Accueil du site  >Archives  >(n°89) : Mouvements (...)  >Ce que personne ne sait et qui ne laisse pas de trace n’existe pas (...)
Démocratie

Ce que personne ne sait et qui ne laisse pas de trace n’existe pas !

Jérôme JAMIN
Université de Liège

C’est un vieux débat, et déjà à la fin des années 1990 le codirecteur de Politique Hugues Le Paige rappelait à quel point la règle qui domine en la matière est problématique [1]. Face à un drame, face à des atrocités, face à la mort, c’est la proximité kilométrique qui positionnera l’événement dans la hiérarchie de l’information : plus c’est proche de nous, plus il faut en parler et produire de l’émotion, et seul le nombre de victimes peut parfois inverser cette tendance. Un enfant qui se noie dans la Meuse sera prioritaire sur 40 personnes déchiquetées lors d’un attentat suicide en Birmanie. Un accident de voiture dramatique durant le week-end à Liège détrônera un nouveau massacre en RDC. Il faut énormément de morts ailleurs pour qu’un drame apparaisse en bonne place chez nous et ce phénomène est encore aggravé lorsqu’il n’y a pas d’images pour illustrer l’information.

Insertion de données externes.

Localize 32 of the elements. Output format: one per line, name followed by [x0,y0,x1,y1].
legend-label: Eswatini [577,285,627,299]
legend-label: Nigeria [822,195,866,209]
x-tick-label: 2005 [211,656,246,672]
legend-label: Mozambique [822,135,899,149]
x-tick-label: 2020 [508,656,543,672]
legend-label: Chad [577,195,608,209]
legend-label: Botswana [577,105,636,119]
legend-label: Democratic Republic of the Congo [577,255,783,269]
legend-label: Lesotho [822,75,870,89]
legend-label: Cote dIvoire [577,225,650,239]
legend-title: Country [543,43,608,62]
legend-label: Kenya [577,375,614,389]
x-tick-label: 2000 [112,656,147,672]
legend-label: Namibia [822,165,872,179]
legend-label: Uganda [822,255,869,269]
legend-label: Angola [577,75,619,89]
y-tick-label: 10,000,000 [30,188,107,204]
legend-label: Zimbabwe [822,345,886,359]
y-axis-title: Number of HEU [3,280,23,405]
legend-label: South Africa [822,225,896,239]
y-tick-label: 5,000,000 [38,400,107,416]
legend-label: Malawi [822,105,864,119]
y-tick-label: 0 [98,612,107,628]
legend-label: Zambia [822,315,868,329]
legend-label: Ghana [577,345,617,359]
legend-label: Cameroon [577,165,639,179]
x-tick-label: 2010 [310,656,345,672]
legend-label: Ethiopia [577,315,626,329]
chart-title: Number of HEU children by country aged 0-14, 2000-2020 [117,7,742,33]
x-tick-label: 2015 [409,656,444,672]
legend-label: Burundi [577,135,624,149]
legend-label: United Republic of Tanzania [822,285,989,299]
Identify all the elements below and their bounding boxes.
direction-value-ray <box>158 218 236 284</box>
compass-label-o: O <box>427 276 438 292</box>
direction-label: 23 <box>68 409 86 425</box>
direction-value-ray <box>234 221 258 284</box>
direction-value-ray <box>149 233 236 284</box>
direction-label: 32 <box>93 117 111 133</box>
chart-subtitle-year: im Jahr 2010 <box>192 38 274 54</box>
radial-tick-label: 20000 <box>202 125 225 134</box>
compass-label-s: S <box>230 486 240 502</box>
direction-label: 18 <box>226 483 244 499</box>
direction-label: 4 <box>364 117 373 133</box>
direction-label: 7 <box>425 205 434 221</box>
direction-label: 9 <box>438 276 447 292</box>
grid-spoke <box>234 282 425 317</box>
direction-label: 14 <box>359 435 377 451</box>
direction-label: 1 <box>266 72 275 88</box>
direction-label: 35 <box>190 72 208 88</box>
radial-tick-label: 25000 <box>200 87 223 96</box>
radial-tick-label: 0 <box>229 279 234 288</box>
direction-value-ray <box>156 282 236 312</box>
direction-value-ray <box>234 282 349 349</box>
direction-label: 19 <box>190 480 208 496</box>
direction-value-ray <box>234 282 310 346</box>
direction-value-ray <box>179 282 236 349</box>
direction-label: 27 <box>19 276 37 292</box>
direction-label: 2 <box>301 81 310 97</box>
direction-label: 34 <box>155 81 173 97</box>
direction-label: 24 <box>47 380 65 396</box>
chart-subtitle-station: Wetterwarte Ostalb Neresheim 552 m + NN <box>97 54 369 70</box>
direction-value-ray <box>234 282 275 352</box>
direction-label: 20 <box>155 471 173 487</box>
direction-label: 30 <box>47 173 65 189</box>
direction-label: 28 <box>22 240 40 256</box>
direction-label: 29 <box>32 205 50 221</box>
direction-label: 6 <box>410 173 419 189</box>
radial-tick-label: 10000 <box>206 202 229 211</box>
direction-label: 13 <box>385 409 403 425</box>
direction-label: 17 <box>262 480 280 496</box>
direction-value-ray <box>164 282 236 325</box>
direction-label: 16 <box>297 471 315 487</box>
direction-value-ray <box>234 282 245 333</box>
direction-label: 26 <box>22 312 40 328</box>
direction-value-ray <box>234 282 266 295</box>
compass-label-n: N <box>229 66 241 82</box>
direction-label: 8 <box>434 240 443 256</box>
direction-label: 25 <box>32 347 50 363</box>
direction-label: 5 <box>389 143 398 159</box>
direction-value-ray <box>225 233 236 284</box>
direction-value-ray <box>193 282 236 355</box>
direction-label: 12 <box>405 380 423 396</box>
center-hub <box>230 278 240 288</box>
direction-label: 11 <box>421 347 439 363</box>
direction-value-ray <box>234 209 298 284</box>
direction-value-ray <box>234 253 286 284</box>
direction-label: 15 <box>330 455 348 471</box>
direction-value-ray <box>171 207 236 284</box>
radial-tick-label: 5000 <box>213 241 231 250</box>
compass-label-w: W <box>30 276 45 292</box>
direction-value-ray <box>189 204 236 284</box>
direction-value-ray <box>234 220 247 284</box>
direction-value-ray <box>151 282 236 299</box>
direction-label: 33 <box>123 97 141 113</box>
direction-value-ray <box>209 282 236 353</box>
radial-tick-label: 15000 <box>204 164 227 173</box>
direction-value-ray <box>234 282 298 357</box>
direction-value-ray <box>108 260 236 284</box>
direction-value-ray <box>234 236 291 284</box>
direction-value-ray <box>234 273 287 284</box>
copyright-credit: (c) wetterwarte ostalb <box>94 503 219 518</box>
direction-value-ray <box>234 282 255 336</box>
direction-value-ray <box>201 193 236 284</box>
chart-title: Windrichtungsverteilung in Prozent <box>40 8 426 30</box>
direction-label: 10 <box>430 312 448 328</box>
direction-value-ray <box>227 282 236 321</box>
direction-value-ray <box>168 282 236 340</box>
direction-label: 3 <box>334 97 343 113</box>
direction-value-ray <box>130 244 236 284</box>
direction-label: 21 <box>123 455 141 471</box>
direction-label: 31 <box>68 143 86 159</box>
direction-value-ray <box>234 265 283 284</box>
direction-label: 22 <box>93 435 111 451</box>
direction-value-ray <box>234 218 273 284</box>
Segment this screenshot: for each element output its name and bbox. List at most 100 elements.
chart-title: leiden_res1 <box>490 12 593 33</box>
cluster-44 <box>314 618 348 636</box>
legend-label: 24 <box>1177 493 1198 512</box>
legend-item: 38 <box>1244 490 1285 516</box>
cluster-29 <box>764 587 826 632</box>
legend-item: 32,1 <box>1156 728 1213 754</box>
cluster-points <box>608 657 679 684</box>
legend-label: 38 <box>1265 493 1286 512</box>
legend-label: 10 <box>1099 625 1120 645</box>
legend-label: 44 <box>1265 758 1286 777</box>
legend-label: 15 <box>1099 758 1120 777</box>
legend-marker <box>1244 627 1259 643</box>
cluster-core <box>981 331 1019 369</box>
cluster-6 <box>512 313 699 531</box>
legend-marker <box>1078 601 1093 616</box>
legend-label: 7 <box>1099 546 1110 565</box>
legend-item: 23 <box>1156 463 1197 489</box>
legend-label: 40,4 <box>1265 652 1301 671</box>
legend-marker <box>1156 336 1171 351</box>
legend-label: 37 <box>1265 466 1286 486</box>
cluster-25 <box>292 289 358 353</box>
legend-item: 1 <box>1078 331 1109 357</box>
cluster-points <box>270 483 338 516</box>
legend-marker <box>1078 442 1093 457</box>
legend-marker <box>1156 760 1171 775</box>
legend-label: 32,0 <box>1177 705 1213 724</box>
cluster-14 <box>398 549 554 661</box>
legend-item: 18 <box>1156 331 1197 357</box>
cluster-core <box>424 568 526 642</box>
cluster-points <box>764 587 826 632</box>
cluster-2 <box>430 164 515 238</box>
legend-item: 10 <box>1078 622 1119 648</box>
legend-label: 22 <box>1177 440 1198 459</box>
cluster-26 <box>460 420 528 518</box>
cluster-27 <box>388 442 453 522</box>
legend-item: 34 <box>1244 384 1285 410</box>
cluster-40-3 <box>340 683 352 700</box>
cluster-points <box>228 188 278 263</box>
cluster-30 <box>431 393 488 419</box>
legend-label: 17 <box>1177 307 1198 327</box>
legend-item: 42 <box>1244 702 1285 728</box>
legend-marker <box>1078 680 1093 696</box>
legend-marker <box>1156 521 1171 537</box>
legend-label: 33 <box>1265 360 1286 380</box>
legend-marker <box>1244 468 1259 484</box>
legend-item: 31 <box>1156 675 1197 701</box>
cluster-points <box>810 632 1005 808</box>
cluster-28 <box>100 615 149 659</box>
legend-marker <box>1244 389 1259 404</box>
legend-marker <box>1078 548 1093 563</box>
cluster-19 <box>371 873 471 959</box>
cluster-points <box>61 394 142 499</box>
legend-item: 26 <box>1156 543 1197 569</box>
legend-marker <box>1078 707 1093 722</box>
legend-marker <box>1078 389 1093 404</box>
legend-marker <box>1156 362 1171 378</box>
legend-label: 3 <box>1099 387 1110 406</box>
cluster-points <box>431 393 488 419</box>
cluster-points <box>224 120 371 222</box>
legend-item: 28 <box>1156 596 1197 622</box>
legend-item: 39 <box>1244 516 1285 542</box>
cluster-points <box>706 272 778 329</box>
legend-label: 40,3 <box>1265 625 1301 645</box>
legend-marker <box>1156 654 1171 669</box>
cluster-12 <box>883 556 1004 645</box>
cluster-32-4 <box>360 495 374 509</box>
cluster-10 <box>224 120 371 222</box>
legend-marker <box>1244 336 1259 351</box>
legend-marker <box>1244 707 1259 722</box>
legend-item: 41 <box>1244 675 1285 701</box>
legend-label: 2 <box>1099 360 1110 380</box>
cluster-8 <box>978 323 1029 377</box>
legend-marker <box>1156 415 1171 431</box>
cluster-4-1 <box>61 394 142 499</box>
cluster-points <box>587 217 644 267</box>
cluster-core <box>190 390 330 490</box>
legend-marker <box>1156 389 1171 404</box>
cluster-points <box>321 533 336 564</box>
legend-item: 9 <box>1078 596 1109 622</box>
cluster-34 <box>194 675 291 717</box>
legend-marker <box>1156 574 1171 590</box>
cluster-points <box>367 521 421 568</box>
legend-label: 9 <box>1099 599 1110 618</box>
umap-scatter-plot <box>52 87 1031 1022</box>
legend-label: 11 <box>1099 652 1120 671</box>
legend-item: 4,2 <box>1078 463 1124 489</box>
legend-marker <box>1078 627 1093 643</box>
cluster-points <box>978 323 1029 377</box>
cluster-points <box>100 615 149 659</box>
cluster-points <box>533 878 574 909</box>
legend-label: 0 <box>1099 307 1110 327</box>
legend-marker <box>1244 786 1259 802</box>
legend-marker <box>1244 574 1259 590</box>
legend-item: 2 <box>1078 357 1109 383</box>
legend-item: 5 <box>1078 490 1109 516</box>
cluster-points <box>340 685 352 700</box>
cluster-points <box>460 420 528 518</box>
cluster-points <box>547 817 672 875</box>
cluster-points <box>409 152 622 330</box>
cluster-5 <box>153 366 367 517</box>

Le drame qui accompagne le massacre de Charlie Hebdo , c’est peut-être une quelconque menace sur la liberté d’expression, mais c’est surtout la disparition d’une partie non négligeable « de l’horreur du monde », au profit d’un flux d’images permanent, à la fois lassant et palpitant, mélange de proximité, de peur et d’émotion. Ce sont des séquences interminables autour du terrorisme et de l’islam, des inculpés et des réseaux, ce sont des communiqués de presse des autorités, des déclarations invitant à une minute de silence, des commémorations à la pelle, des jours déclarés « deuil national », des sorties grandiloquentes pour la liberté de la presse, des « Nous sommes tous Charlie ! »…. Non seulement on n’apprend plus rien depuis plusieurs semaines, parce qu’il n’y a simplement plus grand-chose à apprendre, mais de surcroît on est dans l’excitation malsaine face à des images de gens qui meurent en direct, on est dans la peur irrationnelle face à ce qui est quand même – le terrorisme – la cause de mortalité la plus faible dans nos contrées et on est dans le divertissement lorsqu’on prolonge la vision du flux palpitant car c’est plus excitant que la série qui commence sur une autre chaîne. Celui qui ne sera pas rassasié avec le JT de la RTBF ou de RTL trouvera sur LCI et CNN une cadence infernale dont on a autant envie de se débarrasser qu’on ne parvient à changer de chaîne.

Ce flux dure depuis des semaines, il est alimenté désormais par des drames de moindre envergure mais associés au massacre de Paris (Copenhague…), il ne nous apprend plus rien mais nous laisse entendre qu’au-delà de Charlie, point de salut ! Au risque de faire disparaître des milliers de victimes de notre imaginaire et de nous plonger dans l’ignorance face à d’autres enjeux d’envergure. Il se passe en République démocratique du Congo, au Mexique, en Argentine, en Irak, au Yémen, en Ukraine et en Afghanistan des choses bien plus terribles, qui méritent au moins d’exister et qui devraient nous aider à participer pleinement à la compréhension politique et sociale du monde et donc de l’Europe et donc de la Belgique. La proximité kilométrique est un argument fallacieux, elle est simplement du chauvinisme assumé et égoïste qui nous empêche d’être intelligents.

Il faut énormément de victimes, à l’étranger, pour qu’un drame apparaisse en bonne place dans notre JT, et il faut surtout quelque chose à montrer, car « pas de vidéo, pas d’info ! ». Les soldats du jeune État islamique l’ont bien compris, ils fournissent eux-mêmes les images de leurs atrocités. Pour les autres, c’est plus compliqué, les milliers de personnes décédées depuis début janvier à cause de la guerre et du terrorisme, à Bagdad ou ailleurs, n’existent pas, elles ne sont pas « Charlie » ! Et leur destin n’intéresse personne.

« Ce que personne ne sait et qui ne laisse pas de trace n’existe pas » indiquait l’écrivain Italo Svevo, cela n’a jamais été aussi visible !

[1] Voir Hugues Le Paige, Une minute de silence, 1998, Labor, Bruxelles.